Just having celebrated its 10th anniversary, Elle has risen, head and powdered shoulders, above the fashion pack. These days it offers intelligent profiles and arts reviews, sleek design and typography, and a genuinely funny advice column -- to say nothing of fashion spreads full of clothes that women might actually wear.
Thus, hopes were high when the November issue plugged a Q &A; with Catherine Deneuve -- a thinking woman's movie star and the face that launched a million bottles of Chanel.
Alas, however, the Belle de Jour provides no fodder for brains to munch on. Instead, she plugs Yves Saint Laurent cosmetics, offers an understated endorsement of plastic surgery and reveals that it's been (heavy sigh ) hard work being a babe toujours.
So turn instead to an admiring but unarguably well-researched profile of New Jersey's governor, Christine Todd Whitman, a blue-blooded belle of the Republican stripe who is hailed, by the headline, as "The Life of the Party" -- and one of the progressive hopes of the GOP.
Even if you lean staunchly to the left, you have to appreciate certain aspects of her political posture: e.g., standing firmly pro-choice, for affirmative action and in favor of gays in the military.
This piece is full of lighthearted anecdotes from scads of people, but you really get a sense of steel and spine beneath the Party clothes.
If Elle is classic, then Cosmopolitan is its natural newsstand foil, albeit with its own tawdry, slightly spooky charm.
Unlike Elle, which puts Claudia Schiffer on the front and back (new ad for Chanel), November's Cosmo places her on the cover (where she's most comfortable), but with bigger hair and more cleavage.
Otherwise, the pickings are slim -- waif-like, even -- but the horoscopes are always a hoot.
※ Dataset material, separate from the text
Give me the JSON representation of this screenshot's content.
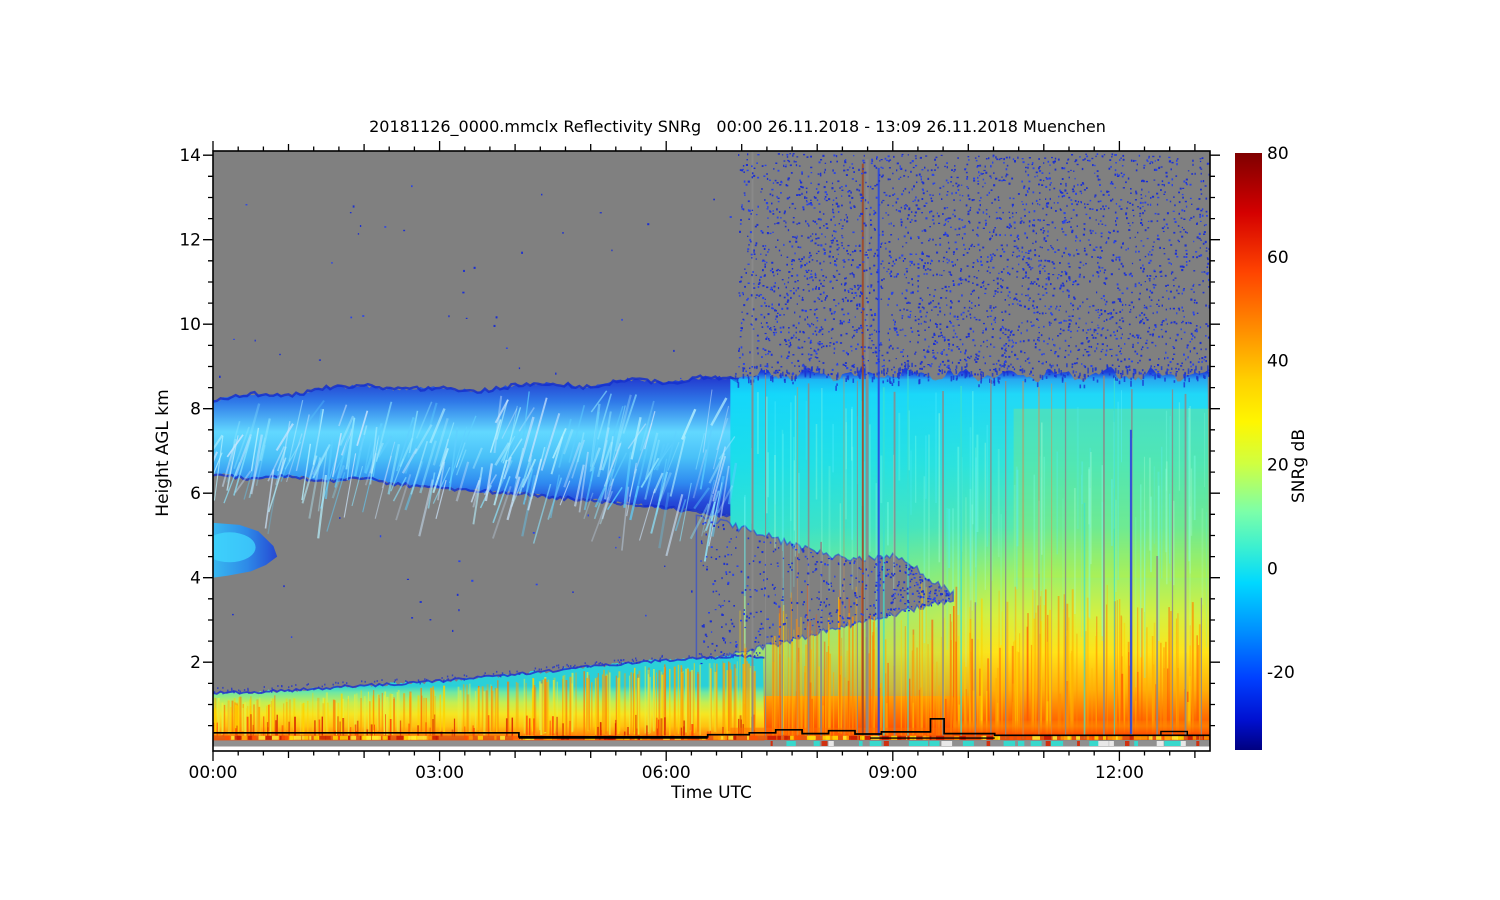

Pay attention, Libra: "Now's no time to kick back and wait for just deserts. You could sweet-talk yourself into the Oval Office." (Hey, this is news?)
Finally, in addition to the mandatory monthly "Is Your Relationship Over?" quiz, there's a profile of sensitive ponytail man Brad Pitt, complete with lots of hairy photos and quotes from ex-girlfriends.
Only problem is, the writer obviously never got access to Brad. As for Mr. Pitt's take on women, the Hollywood studlet states, via a translator: "You've got to see past the surface, you know?"
Yes, well, we would if we could, Brad. But enough about that. Let's talk about O. J.
Spying on George
Playing out our theme of sex objects -- and magazines you love to hate (or hate to love) -- the December Spy eschews the comely Claudia. Instead, it takes the glove(s) off, with a cover shot at JFK Jr.'s George. It's a triple-entendre, superimposing O. J.'s face -- and abs -- over Cindy Crawford's in her pose as George Washington. (Someone, you may recall, who could not tell a lie.)
What else could be the point of portraying Mr. Simpson as the father of our country? Just to pimp the 1,001 goofy pieces of O. J. trivia inside? More important, has O. J. taken the "Is Your Relationship Over?" quiz? Has John-John? Has Cindy?
Ah. Wait, there's more. A tidbit on Martha Stewart, better known to feminist literati who read the comic strip "Sylvia" as the Woman Who Always Does Things More Beautifully Than You.
According to Spy, Martha recently refused to pay her caterer's waiter overtime, insisting that working for her would prove a dramatic boost to his career.
Pierced to the core
Did we say "career"? Putting a new spin on the concept, Details contributing editor Gavin Edwards recently had his tongue pierced (the magazine paid) for a coming -- and, one hopes tasty -- story chronicling the piercing gestalt.
What does it feel like?
Mr. Edwards said to a colleague, "It's kind of like having a little piece of gum in your mouth."
List of chores
Speaking of sticky, you probably won't want to shell out four Georges for the October issue of Martha Stewart Living.
We didn't, either, but our employer paid, so we'll tell you what happens:
Basically, Martha carves awesome pumpkins; she goes canoeing on the Connecticut River; she removes wallpaper; she gets great advertising but declines to credit her waiters -- I mean, writers -- on the masthead or in the table of contents.
And (did we say contents?) she tells you what to watch on TV. (Her!)
"Martha's Calendar" note to Libras:
Don't forget to order cordwood for the fireplace, make quince jelly and bring in the garden furniture. And, oh yes, have the leaf blower serviced.
:. It kinda makes you miss O. J., doesn't it?